Maybe Petr was too good, too slick. Perhaps I’m being naïve, but add his obvious, natural skills to his experience as a member of one of the world’s most distinguished orchestras, and you might well conclude that Petr will be just fine. He could turn up at a high level orchestra tomorrow and get an involving, individual interpretation of a major work from it. Petr just needs a canny agent. If he gets one, orchestras will soon cotton on.
Alessandro Bonato, who will proceed to the final, is just as effective in front of the orchestra, if a little more diminutive. For my money, the competition is Alessandro’s to lose and has been for two days. Maybe the jury have seen that his remarkable ability to focus the Danish National Symphony Orchestra is worth backing, and that a musician so young (he’s the baby of the competition at 23) could achieve something stratospheric with significant backing – bookings from twenty-four orchestras across the world and mentoring from Fabio Luisi, for example.
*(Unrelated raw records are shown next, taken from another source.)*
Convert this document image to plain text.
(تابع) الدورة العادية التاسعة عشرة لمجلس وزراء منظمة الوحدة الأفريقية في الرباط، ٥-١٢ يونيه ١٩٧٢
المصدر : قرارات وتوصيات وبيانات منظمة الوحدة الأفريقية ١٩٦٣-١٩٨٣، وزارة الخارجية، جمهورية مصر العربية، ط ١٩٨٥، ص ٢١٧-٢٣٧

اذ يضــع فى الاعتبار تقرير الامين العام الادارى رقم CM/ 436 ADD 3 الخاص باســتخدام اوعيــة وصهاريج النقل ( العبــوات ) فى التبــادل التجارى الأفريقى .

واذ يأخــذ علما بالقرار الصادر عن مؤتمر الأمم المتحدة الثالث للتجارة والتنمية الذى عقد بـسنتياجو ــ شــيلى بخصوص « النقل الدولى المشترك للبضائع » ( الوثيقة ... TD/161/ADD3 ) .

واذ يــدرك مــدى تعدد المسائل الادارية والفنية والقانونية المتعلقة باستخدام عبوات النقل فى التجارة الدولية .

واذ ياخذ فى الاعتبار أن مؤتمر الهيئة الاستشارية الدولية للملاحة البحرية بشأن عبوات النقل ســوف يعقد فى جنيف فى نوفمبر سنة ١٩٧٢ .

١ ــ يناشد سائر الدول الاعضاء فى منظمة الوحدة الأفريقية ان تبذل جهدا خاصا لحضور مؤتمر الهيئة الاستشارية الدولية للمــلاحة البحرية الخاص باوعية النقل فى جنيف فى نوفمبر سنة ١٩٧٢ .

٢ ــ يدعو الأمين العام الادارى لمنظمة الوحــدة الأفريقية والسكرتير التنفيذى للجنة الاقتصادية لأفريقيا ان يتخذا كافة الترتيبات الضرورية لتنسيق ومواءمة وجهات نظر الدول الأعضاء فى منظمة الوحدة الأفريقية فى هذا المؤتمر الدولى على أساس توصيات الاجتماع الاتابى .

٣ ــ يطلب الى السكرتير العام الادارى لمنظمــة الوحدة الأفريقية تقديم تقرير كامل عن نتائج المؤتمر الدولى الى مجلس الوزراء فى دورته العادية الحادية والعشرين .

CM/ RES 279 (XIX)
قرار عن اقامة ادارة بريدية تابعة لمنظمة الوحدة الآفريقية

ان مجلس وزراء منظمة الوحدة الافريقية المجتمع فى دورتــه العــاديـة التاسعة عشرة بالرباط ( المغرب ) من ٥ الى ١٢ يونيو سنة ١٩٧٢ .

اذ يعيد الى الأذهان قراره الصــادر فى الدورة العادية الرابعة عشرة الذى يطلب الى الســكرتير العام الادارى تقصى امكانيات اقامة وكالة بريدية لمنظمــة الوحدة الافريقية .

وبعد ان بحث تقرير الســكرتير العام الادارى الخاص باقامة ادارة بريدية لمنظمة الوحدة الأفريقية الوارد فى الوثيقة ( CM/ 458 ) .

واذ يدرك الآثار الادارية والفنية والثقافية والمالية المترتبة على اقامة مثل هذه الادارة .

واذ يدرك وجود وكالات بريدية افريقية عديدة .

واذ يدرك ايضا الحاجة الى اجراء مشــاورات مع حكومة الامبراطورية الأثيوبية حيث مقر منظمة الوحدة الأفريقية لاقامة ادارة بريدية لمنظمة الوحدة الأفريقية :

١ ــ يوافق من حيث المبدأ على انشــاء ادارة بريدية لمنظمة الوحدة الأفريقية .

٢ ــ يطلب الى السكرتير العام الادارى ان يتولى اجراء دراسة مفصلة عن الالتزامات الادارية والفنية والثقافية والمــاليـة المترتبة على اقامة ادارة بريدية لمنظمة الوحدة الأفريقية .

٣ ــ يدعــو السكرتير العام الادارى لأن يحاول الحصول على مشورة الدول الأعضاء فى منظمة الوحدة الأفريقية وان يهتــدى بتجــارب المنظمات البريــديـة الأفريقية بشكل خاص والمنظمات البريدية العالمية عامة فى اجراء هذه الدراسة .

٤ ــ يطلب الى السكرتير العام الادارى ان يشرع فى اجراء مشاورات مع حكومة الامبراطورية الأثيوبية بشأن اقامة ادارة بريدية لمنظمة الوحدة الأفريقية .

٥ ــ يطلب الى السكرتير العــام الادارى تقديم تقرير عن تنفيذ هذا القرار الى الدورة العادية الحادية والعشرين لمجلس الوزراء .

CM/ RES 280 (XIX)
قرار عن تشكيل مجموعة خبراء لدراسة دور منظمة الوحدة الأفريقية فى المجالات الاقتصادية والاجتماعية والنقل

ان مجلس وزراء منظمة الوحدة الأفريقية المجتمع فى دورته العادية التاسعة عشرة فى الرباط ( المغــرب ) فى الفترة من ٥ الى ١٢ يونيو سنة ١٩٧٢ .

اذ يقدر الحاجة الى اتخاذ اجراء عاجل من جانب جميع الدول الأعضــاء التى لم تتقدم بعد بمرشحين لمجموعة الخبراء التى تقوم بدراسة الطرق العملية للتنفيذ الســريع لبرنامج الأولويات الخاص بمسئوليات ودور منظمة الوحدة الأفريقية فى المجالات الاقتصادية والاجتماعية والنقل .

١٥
Joining Alessandro in the finale will be Anna Rakitina and Ryan Bancroft. In these candidates, the jury is clearly sniffing potential. Both are wondrously open hearted in front of the orchestra, but neither has demonstrated quite the fluency or professionalism achieved by their Italian and Czech colleagues. But fluency and professionalism come with experience, which is the prize on offer.
And that’s the point. In this most game changing of competitions, we must remember that it’s not always the perfect, finished maestro who is the worthiest winner.